Powyższe wskazówki, są tylko …. no właśnie, wskazówkami. Mam nadzieję, że w pewien sposób pozwolą ci inaczej spojrzeć na pewne rzeczy, a stosowanie się do nich poprawi lub umocni twoje relacje z dzieckiem. Nie zapominaj jednak o punkcie pierwszym: „nikt z nas nie jest idealny!” ale każdy może się starać. Człowiek uczy się przez całe życie, również przez całe życie będziesz rodzicem dla swoich dzieci, nie tylko wtedy gdy mają, 5, 10 czy 15 lat. Pozwól dziecku uczyć się na własnych błędach, bo nie przeżyjesz za nie życia, ale możesz im pomóc przez nie łatwiej przejść.
10 zasad bycia lepszym rodzicem
Każdy z nas chciałby być rodzicem idealnym … ale ideałów nie ma! Możemy za to wprowadzić kilka istotnych zasad, dzięki którym nasze dziecko będzie czuło się kochane i doceniane, a my sami będziemy lepszymi rodzicami.
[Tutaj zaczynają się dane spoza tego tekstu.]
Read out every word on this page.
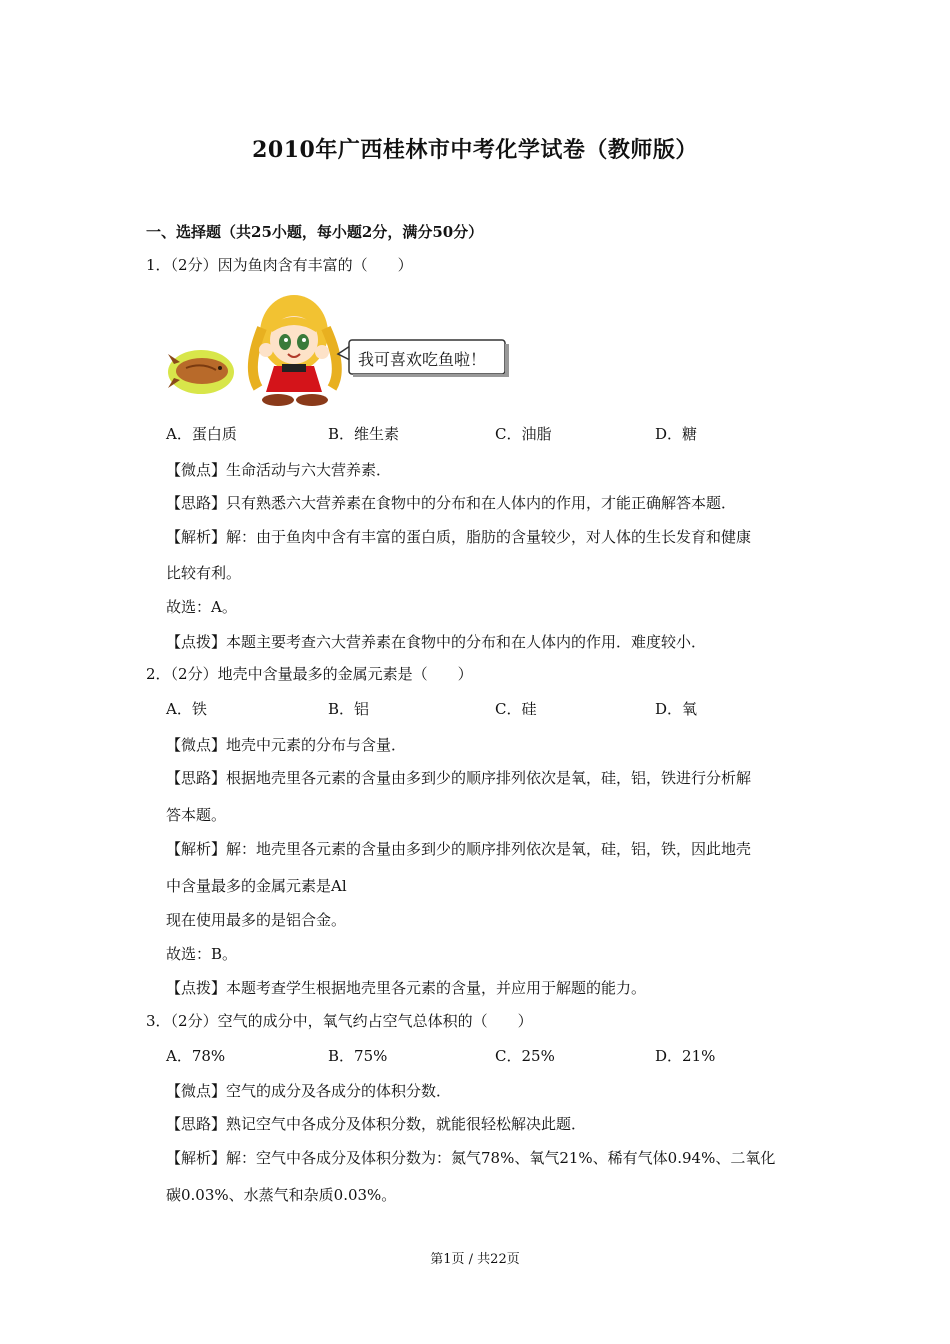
2010年广西桂林市中考化学试卷（教师版）
一、选择题（共25小题，每小题2分，满分50分）
1．（2分）因为鱼肉含有丰富的（　　）
我可喜欢吃鱼啦！
A．蛋白质	B．维生素	C．油脂	D．糖
【微点】生命活动与六大营养素．
【思路】只有熟悉六大营养素在食物中的分布和在人体内的作用，才能正确解答本题．
【解析】解：由于鱼肉中含有丰富的蛋白质，脂肪的含量较少，对人体的生长发育和健康
比较有利。
故选：A。
【点拨】本题主要考查六大营养素在食物中的分布和在人体内的作用．难度较小．
2．（2分）地壳中含量最多的金属元素是（　　）
A．铁	B．铝	C．硅	D．氧
【微点】地壳中元素的分布与含量．
【思路】根据地壳里各元素的含量由多到少的顺序排列依次是氧，硅，铝，铁进行分析解
答本题。
【解析】解：地壳里各元素的含量由多到少的顺序排列依次是氧，硅，铝，铁，因此地壳
中含量最多的金属元素是Al
现在使用最多的是铝合金。
故选：B。
【点拨】本题考查学生根据地壳里各元素的含量，并应用于解题的能力。
3．（2分）空气的成分中，氧气约占空气总体积的（　　）
A．78%	B．75%	C．25%	D．21%
【微点】空气的成分及各成分的体积分数．
【思路】熟记空气中各成分及体积分数，就能很轻松解决此题．
【解析】解：空气中各成分及体积分数为：氮气78%、氧气21%、稀有气体0.94%、二氧化
碳0.03%、水蒸气和杂质0.03%。
第1页 / 共22页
Czy miewasz czasem chwile, gdy po prostu nie wytrzymujesz? Gdy masz ochotę głośno krzyknąć, odciąć się od trudów rodzicielstwa i po prostu … zatrzymać na choć na chwilę czas, by … odpocząć? Nie jesteś sam! Według mnie każdy rodzic ma w życiu takie chwile. Poniżej przedstawię Wam kilka punktów, które mam nadzieję sprawią, że i Wy poczujecie się lepiej.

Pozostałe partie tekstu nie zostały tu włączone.